Era talmente popolato di personaggi e di storie, il mio mondo, che non potevo dare spazio ad altro.

La scuola era noiosissima, tranne lo svolgimento di qualche tema in cui potevo esprimere un pezzetto del mio universo.

Si passavano i miei temi, i maestri. Si chiedevano sconcertati come fosse possibile scrivere in modo eccellente in italiano ed essere completamente asina in tutte le altre materie.

Credo pensassero di avere scoperto una singolare forma di demenza. Io, scema speciale.

Non ero molto preoccupata di farmi valere. Volevo solo che mi lasciassero in pace, che non mi disturbassero mentre mi raccontavo le mie storie. Storie che non avrebbero mai ascoltato, non avrebbero mai capito. Ricordo l’acuto desiderio di possedere costumi d’epoca, cappelli, accessori… tutto ciò che avrebbe potuto vestire i miei personaggi che bussavano ansiosi e nudi in attesa di potersi svelare e raccontarsi. Mi sentivo posseduta da loro. E avevo la necessità di indossare cose strane durante i miei giochi. Mi sembrava, così, di farli respirare un po’, di concedere loro un pizzico di vita vissuta. E desideravo un corpo adatto a portare abiti giusti per i miei amici destinati a rimanere fantasmi, se non davo loro la possibilità di manifestarsi attraverso le mie azioni, la mia voce.

La vera solitudine, l’unica insopportabile è sapere che nessuno ti vuole ascoltare. Avevo un mondo immenso da raccontare ma nessuno era interessato a conoscerlo.
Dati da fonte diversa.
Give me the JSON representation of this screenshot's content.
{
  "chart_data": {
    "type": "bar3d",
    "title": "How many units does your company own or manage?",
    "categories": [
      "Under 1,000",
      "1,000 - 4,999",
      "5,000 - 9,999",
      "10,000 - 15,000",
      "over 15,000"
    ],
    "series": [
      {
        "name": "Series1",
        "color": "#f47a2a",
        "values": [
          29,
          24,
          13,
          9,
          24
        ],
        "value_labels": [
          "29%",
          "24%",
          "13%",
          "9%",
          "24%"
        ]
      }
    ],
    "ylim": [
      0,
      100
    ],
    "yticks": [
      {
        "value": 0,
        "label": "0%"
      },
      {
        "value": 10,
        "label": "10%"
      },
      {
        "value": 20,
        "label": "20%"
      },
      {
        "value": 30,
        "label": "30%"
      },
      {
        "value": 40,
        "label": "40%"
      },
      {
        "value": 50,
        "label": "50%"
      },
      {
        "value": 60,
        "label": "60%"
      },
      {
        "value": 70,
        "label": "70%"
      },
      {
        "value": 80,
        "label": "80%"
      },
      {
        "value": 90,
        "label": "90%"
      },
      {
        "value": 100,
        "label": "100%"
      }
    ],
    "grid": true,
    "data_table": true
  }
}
Ero avvilita per i continui rimproveri dovuti allo scarso rendimento scolastico e alla poca propensione a diventare assennata. Ero un fallimento. Una bambina ingombrante, irritante, inetta.

Accettavo con rassegnazione il mio ruolo. Sembrava che nulla potesse far cambiare opinione su di me. Vanificato ogni mio sforzo di piacere e compiacere.
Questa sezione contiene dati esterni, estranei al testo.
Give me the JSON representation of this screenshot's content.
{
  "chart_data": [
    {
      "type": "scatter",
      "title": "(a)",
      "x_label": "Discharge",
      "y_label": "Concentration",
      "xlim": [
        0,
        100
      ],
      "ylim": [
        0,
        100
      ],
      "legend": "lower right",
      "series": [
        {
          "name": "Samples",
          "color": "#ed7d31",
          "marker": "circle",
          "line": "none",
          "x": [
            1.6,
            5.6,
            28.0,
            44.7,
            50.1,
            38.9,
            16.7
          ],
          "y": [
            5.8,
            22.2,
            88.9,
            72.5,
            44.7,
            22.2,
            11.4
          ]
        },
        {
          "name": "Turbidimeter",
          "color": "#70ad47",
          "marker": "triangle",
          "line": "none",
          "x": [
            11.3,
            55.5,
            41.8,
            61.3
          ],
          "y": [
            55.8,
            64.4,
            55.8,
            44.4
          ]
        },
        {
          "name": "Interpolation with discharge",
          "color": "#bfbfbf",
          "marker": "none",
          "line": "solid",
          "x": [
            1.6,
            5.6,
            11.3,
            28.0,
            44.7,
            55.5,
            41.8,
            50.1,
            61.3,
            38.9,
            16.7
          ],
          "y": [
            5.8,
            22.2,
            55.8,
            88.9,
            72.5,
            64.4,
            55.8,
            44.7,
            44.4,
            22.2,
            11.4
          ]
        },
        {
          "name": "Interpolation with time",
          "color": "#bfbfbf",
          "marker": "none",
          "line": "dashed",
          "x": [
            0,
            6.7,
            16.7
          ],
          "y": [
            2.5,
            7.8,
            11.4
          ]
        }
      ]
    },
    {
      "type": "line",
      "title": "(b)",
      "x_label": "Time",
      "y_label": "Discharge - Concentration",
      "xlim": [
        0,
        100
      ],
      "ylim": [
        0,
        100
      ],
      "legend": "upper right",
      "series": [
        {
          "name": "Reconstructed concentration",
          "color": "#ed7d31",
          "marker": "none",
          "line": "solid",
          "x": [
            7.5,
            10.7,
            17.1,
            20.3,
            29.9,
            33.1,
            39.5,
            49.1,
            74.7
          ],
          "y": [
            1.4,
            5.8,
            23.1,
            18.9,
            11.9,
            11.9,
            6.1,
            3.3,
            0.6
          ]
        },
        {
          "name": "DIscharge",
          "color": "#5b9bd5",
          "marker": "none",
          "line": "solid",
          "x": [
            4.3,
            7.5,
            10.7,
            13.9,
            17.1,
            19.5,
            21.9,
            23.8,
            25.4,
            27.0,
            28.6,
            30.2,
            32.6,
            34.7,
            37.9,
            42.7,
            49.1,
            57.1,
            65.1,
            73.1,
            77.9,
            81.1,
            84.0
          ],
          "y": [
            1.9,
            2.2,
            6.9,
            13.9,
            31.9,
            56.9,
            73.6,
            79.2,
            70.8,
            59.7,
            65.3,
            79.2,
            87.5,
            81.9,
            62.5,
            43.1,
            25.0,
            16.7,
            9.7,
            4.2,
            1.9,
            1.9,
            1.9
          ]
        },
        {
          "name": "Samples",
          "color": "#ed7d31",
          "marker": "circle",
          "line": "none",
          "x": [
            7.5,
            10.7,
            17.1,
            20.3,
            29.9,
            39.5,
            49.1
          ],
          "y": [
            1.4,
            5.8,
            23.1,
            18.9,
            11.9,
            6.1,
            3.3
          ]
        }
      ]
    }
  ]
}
E continuavo a fantasticare. I miei libri mi consolavano. Lì, c’erano storie simili a quelle che inventavo. E le bevevo avidamente, con un vago senso di trasgressione, di colpa: preferivo leggere invece che memorizzare le tabelline o le date di storia.

E poi osservavo il mondo che mi circondava. Un mondo piccolo piccolo fatto di eventi insignificanti a cui veniva data un’importanza che non comprendevo. Osservavo e mi sembrava di assistere a una commedia dai tempi sbagliati. Erano copioni poco interessanti. Erano attori poco versatili.

Era perfetto il contesto. Era affascinante il linguaggio. Ma la messa in scena necessitava di aggiustamenti. Non c’era svolta, in quelle storie. Non c’era controparte. Non c’era suspense.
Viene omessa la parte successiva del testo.